Since most homes’ hot water heaters could not supply the amount of hot water the dishwasher required, the machine’s large size limited the company’s sales. It was not until the 1950s that increased availability of hot water in the home, effective dishwashing detergent, and a change in attitudes toward housework made dishwashers popular with the general public. The Garis-Cochran Manufacturing Company became part of KitchenAid®, and in 1949, the first KitchenAid dishwasher based on Cochran’s design was introduced to the public.

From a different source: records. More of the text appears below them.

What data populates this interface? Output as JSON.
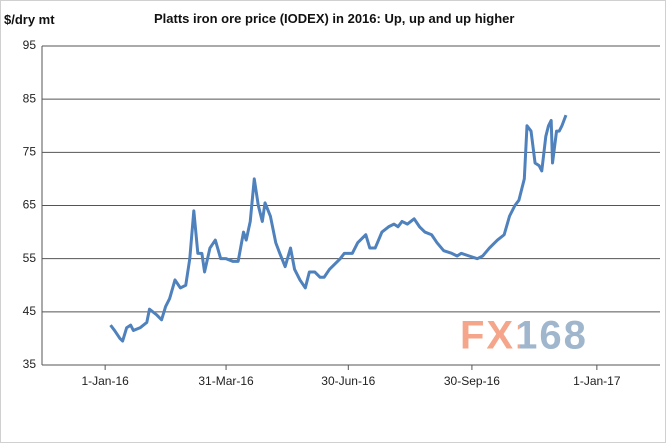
{
  "chart_data": {
    "type": "line",
    "title": "Platts iron ore price (IODEX) in 2016: Up, up and up higher",
    "y_label": "$/dry mt",
    "watermark": "FX168",
    "x": [
      "2016-01-05",
      "2016-01-08",
      "2016-01-12",
      "2016-01-14",
      "2016-01-17",
      "2016-01-20",
      "2016-01-22",
      "2016-01-27",
      "2016-02-01",
      "2016-02-03",
      "2016-02-08",
      "2016-02-12",
      "2016-02-15",
      "2016-02-18",
      "2016-02-22",
      "2016-02-26",
      "2016-03-01",
      "2016-03-04",
      "2016-03-07",
      "2016-03-10",
      "2016-03-13",
      "2016-03-15",
      "2016-03-19",
      "2016-03-23",
      "2016-03-27",
      "2016-03-31",
      "2016-04-05",
      "2016-04-09",
      "2016-04-13",
      "2016-04-15",
      "2016-04-18",
      "2016-04-21",
      "2016-04-24",
      "2016-04-27",
      "2016-04-29",
      "2016-05-03",
      "2016-05-07",
      "2016-05-10",
      "2016-05-14",
      "2016-05-18",
      "2016-05-21",
      "2016-05-25",
      "2016-05-29",
      "2016-06-01",
      "2016-06-05",
      "2016-06-09",
      "2016-06-12",
      "2016-06-16",
      "2016-06-24",
      "2016-06-27",
      "2016-07-03",
      "2016-07-07",
      "2016-07-13",
      "2016-07-16",
      "2016-07-20",
      "2016-07-25",
      "2016-07-30",
      "2016-08-03",
      "2016-08-06",
      "2016-08-09",
      "2016-08-13",
      "2016-08-18",
      "2016-08-22",
      "2016-08-26",
      "2016-08-31",
      "2016-09-04",
      "2016-09-09",
      "2016-09-15",
      "2016-09-19",
      "2016-09-22",
      "2016-09-28",
      "2016-10-04",
      "2016-10-08",
      "2016-10-13",
      "2016-10-19",
      "2016-10-24",
      "2016-10-28",
      "2016-11-01",
      "2016-11-04",
      "2016-11-08",
      "2016-11-10",
      "2016-11-13",
      "2016-11-16",
      "2016-11-19",
      "2016-11-21",
      "2016-11-24",
      "2016-11-26",
      "2016-11-28",
      "2016-11-29",
      "2016-12-02",
      "2016-12-04",
      "2016-12-06",
      "2016-12-09"
    ],
    "series": [
      {
        "name": "IODEX",
        "color": "#4f81bd",
        "values": [
          42.5,
          41.5,
          40,
          39.5,
          42,
          42.5,
          41.5,
          42,
          43,
          45.5,
          44.5,
          43.5,
          46,
          47.5,
          51,
          49.5,
          50,
          55,
          64,
          56,
          56,
          52.5,
          57,
          58.5,
          55,
          55,
          54.5,
          54.5,
          60,
          58.5,
          62,
          70,
          65,
          62,
          65.5,
          63,
          58,
          56,
          53.5,
          57,
          53,
          51,
          49.5,
          52.5,
          52.5,
          51.5,
          51.5,
          53,
          55,
          56,
          56,
          58,
          59.5,
          57,
          57,
          60,
          61,
          61.5,
          61,
          62,
          61.5,
          62.5,
          61,
          60,
          59.5,
          58,
          56.5,
          56,
          55.5,
          56,
          55.5,
          55,
          55.5,
          57,
          58.5,
          59.5,
          63,
          65,
          66,
          70,
          80,
          79,
          73,
          72.5,
          71.5,
          78,
          80,
          81,
          73,
          79,
          79,
          80,
          82
        ]
      }
    ],
    "xlim": [
      "2015-11-15",
      "2017-02-17"
    ],
    "xticks": [
      {
        "value": "2016-01-01",
        "label": "1-Jan-16"
      },
      {
        "value": "2016-03-31",
        "label": "31-Mar-16"
      },
      {
        "value": "2016-06-30",
        "label": "30-Jun-16"
      },
      {
        "value": "2016-09-30",
        "label": "30-Sep-16"
      },
      {
        "value": "2017-01-01",
        "label": "1-Jan-17"
      }
    ],
    "ylim": [
      35,
      95
    ],
    "yticks": [
      35,
      45,
      55,
      65,
      75,
      85,
      95
    ],
    "grid": true
  }
}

Five Facts about Josephine Cochrane 

  • She didn’t finish school and married William A. Cochran at the age of 19 in 1858
  • She had two children: a daughter named Katharine and a son named Hallie who died at an early age of two
  • It was her frustration when she found out that the servants had chipped the dishes (fine china) while washing them that led Cochrane to come up with the idea of a dishwashing machine
  • In 2006, she was inducted into America’s National Inventors Hall of Fame
  • As a tribute to her revolutionary invention, the government of Romania issued a stamp with her face on it in 2013

Inspirational quotes from Josephine Cochrane

“If nobody else is going to invent a dishwashing machine, I’ll do it myself.”

“They knew I knew nothing, academically, about mechanics and they insisted on having their own way with my invention until they convinced themselves my way was the better, no matter how I had arrived at it.”

“When it comes to buying something for the kitchen that costs $75 or $100, a woman begins at once to figure out all the other things she could do with the money. She hates dishwashing—what woman does not?—but she has not learned to think of her time and comfort as worth money.”

“If I knew all I know today when I began to put the dishwasher on the market,” Josephine said near the end of her life, “I never would have had the courage to start. But then, I would have missed a very wonderful experience.”